Bu bilginin yıllar sonra ağaçların sinir sisteminden bahseden Avrupalı bilim insanlarının bir araştırması ile  karşıma çıkacağını hiç tahmin etmemiştim. Ama o da dedelerimizden öğrendiğim diğer bilgiler gibi son yüz yılda (önemi var mı bilemiyorum ) bilimselliğe kavuştu. Ben şimdi tüm bunları niye anlatıyorum kısmına gelecek olursak. Aslında kesilmiş tomruklardan kafamıza göre kereste çıkaramayız. Yani çok istersek elbette ki ağacı keseriz ama kestiğimiz şey kereste olmaz. O işinde bir adabı var aslında. Tabi şimdilerde koca makinelerle, ağaçları alıp otomatik hızarlarda gelişine kesiyorlar. Bu kesim en kolay olan, en az fire verdiren paralel kesimdir. Paralel olarak kesilen  keresteler öncelikle bol miktarda dönme eğiliminde olurlar. Taşıyıcılıkları son derece azdır. Çatı kaplaması gibi basit işlerde kullanılırlar. Fakat bir keresteciye gidip muhtemelen sadece paralel kesilmiş kereste alabilirsiniz. Kerestenin en kesitine baktığınızda ağacın damarlarından bunu rahatlıkla görebilirsiniz.

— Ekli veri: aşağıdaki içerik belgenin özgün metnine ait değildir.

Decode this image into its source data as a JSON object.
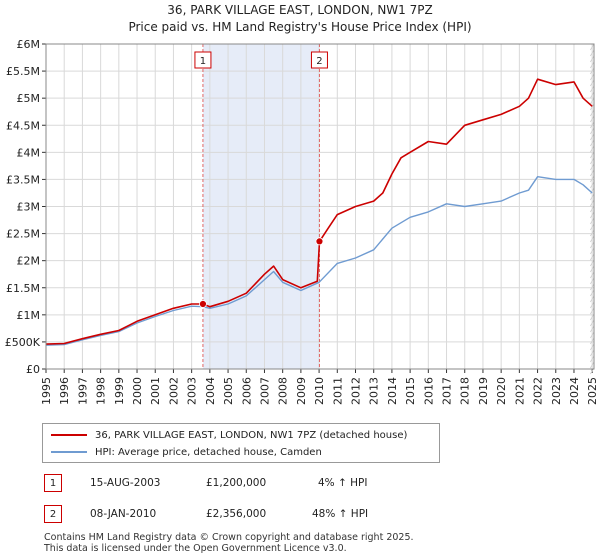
{
  "chart_data": {
    "type": "line",
    "title": "36, PARK VILLAGE EAST, LONDON, NW1 7PZ",
    "subtitle": "Price paid vs. HM Land Registry's House Price Index (HPI)",
    "xlim": [
      1995,
      2025.1
    ],
    "ylim": [
      0,
      6000000
    ],
    "y_ticks": [
      0,
      500000,
      1000000,
      1500000,
      2000000,
      2500000,
      3000000,
      3500000,
      4000000,
      4500000,
      5000000,
      5500000,
      6000000
    ],
    "y_tick_labels": [
      "£0",
      "£500K",
      "£1M",
      "£1.5M",
      "£2M",
      "£2.5M",
      "£3M",
      "£3.5M",
      "£4M",
      "£4.5M",
      "£5M",
      "£5.5M",
      "£6M"
    ],
    "x_ticks": [
      1995,
      1996,
      1997,
      1998,
      1999,
      2000,
      2001,
      2002,
      2003,
      2004,
      2005,
      2006,
      2007,
      2008,
      2009,
      2010,
      2011,
      2012,
      2013,
      2014,
      2015,
      2016,
      2017,
      2018,
      2019,
      2020,
      2021,
      2022,
      2023,
      2024,
      2025
    ],
    "x_tick_labels": [
      "1995",
      "1996",
      "1997",
      "1998",
      "1999",
      "2000",
      "2001",
      "2002",
      "2003",
      "2004",
      "2005",
      "2006",
      "2007",
      "2008",
      "2009",
      "2010",
      "2011",
      "2012",
      "2013",
      "2014",
      "2015",
      "2016",
      "2017",
      "2018",
      "2019",
      "2020",
      "2021",
      "2022",
      "2023",
      "2024",
      "2025"
    ],
    "grid": true,
    "shaded_period": [
      2003.62,
      2010.02
    ],
    "series": [
      {
        "name": "36, PARK VILLAGE EAST, LONDON, NW1 7PZ (detached house)",
        "color": "#cc0000",
        "points": [
          [
            1995.0,
            460000
          ],
          [
            1996.0,
            470000
          ],
          [
            1997.0,
            560000
          ],
          [
            1998.0,
            640000
          ],
          [
            1999.0,
            710000
          ],
          [
            2000.0,
            880000
          ],
          [
            2001.0,
            1000000
          ],
          [
            2002.0,
            1120000
          ],
          [
            2003.0,
            1200000
          ],
          [
            2003.62,
            1200000
          ],
          [
            2004.0,
            1150000
          ],
          [
            2005.0,
            1250000
          ],
          [
            2006.0,
            1400000
          ],
          [
            2007.0,
            1750000
          ],
          [
            2007.5,
            1900000
          ],
          [
            2008.0,
            1650000
          ],
          [
            2009.0,
            1500000
          ],
          [
            2009.9,
            1620000
          ],
          [
            2010.02,
            2356000
          ],
          [
            2010.5,
            2600000
          ],
          [
            2011.0,
            2850000
          ],
          [
            2012.0,
            3000000
          ],
          [
            2013.0,
            3100000
          ],
          [
            2013.5,
            3250000
          ],
          [
            2014.0,
            3600000
          ],
          [
            2014.5,
            3900000
          ],
          [
            2015.0,
            4000000
          ],
          [
            2016.0,
            4200000
          ],
          [
            2017.0,
            4150000
          ],
          [
            2018.0,
            4500000
          ],
          [
            2019.0,
            4600000
          ],
          [
            2020.0,
            4700000
          ],
          [
            2021.0,
            4850000
          ],
          [
            2021.5,
            5000000
          ],
          [
            2022.0,
            5350000
          ],
          [
            2023.0,
            5250000
          ],
          [
            2024.0,
            5300000
          ],
          [
            2024.5,
            5000000
          ],
          [
            2025.0,
            4850000
          ]
        ]
      },
      {
        "name": "HPI: Average price, detached house, Camden",
        "color": "#6f9bd1",
        "points": [
          [
            1995.0,
            440000
          ],
          [
            1996.0,
            450000
          ],
          [
            1997.0,
            540000
          ],
          [
            1998.0,
            620000
          ],
          [
            1999.0,
            690000
          ],
          [
            2000.0,
            850000
          ],
          [
            2001.0,
            970000
          ],
          [
            2002.0,
            1080000
          ],
          [
            2003.0,
            1160000
          ],
          [
            2003.62,
            1150000
          ],
          [
            2004.0,
            1120000
          ],
          [
            2005.0,
            1200000
          ],
          [
            2006.0,
            1350000
          ],
          [
            2007.0,
            1650000
          ],
          [
            2007.5,
            1800000
          ],
          [
            2008.0,
            1600000
          ],
          [
            2009.0,
            1450000
          ],
          [
            2010.0,
            1600000
          ],
          [
            2011.0,
            1950000
          ],
          [
            2012.0,
            2050000
          ],
          [
            2013.0,
            2200000
          ],
          [
            2014.0,
            2600000
          ],
          [
            2015.0,
            2800000
          ],
          [
            2016.0,
            2900000
          ],
          [
            2017.0,
            3050000
          ],
          [
            2018.0,
            3000000
          ],
          [
            2019.0,
            3050000
          ],
          [
            2020.0,
            3100000
          ],
          [
            2021.0,
            3250000
          ],
          [
            2021.5,
            3300000
          ],
          [
            2022.0,
            3550000
          ],
          [
            2023.0,
            3500000
          ],
          [
            2024.0,
            3500000
          ],
          [
            2024.5,
            3400000
          ],
          [
            2025.0,
            3250000
          ]
        ]
      }
    ],
    "annotations": [
      {
        "label": "1",
        "x": 2003.62,
        "y": 1200000
      },
      {
        "label": "2",
        "x": 2010.02,
        "y": 2356000
      }
    ]
  },
  "legend": {
    "items": [
      {
        "label": "36, PARK VILLAGE EAST, LONDON, NW1 7PZ (detached house)",
        "color": "#cc0000"
      },
      {
        "label": "HPI: Average price, detached house, Camden",
        "color": "#6f9bd1"
      }
    ]
  },
  "transactions": [
    {
      "num": "1",
      "date": "15-AUG-2003",
      "price": "£1,200,000",
      "hpi": "4% ↑ HPI"
    },
    {
      "num": "2",
      "date": "08-JAN-2010",
      "price": "£2,356,000",
      "hpi": "48% ↑ HPI"
    }
  ],
  "footer": {
    "line1": "Contains HM Land Registry data © Crown copyright and database right 2025.",
    "line2": "This data is licensed under the Open Government Licence v3.0."
  }
}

Sağlam keresteler çeyrek biçme tekniği ile elde edilir.  Uğraştırıcı, bol fireli olduğu için bu yöntem tercih edilmez. Böyle bir keresteyi talep edecek bilgi de ortalıkta çok gezmediğinden şimdilerde sistem bu. Bir kerestenin kesitine baktığınızda yaş halkalarının kerestenin eni ile en az 45 derecelik bir açı yapıyor olması gerekir.  45 ve daha üzerinde açı yapan malzeme kolay dönmez ve sağlamdır.  Eğer ahşabı taşıyıcı olarak kullanmak istiyorsanız kullanacağınız kereste mümkünse en ortada ki kısım olmalıdır. Yani eğer 15*15cm.lik bir dikme kullanacaksanız kesitine baktığınızda daire şeklinde tam bir büyüme halkası görebiliyor olmanız gerekir. Bu kereste son derece sağlamdır.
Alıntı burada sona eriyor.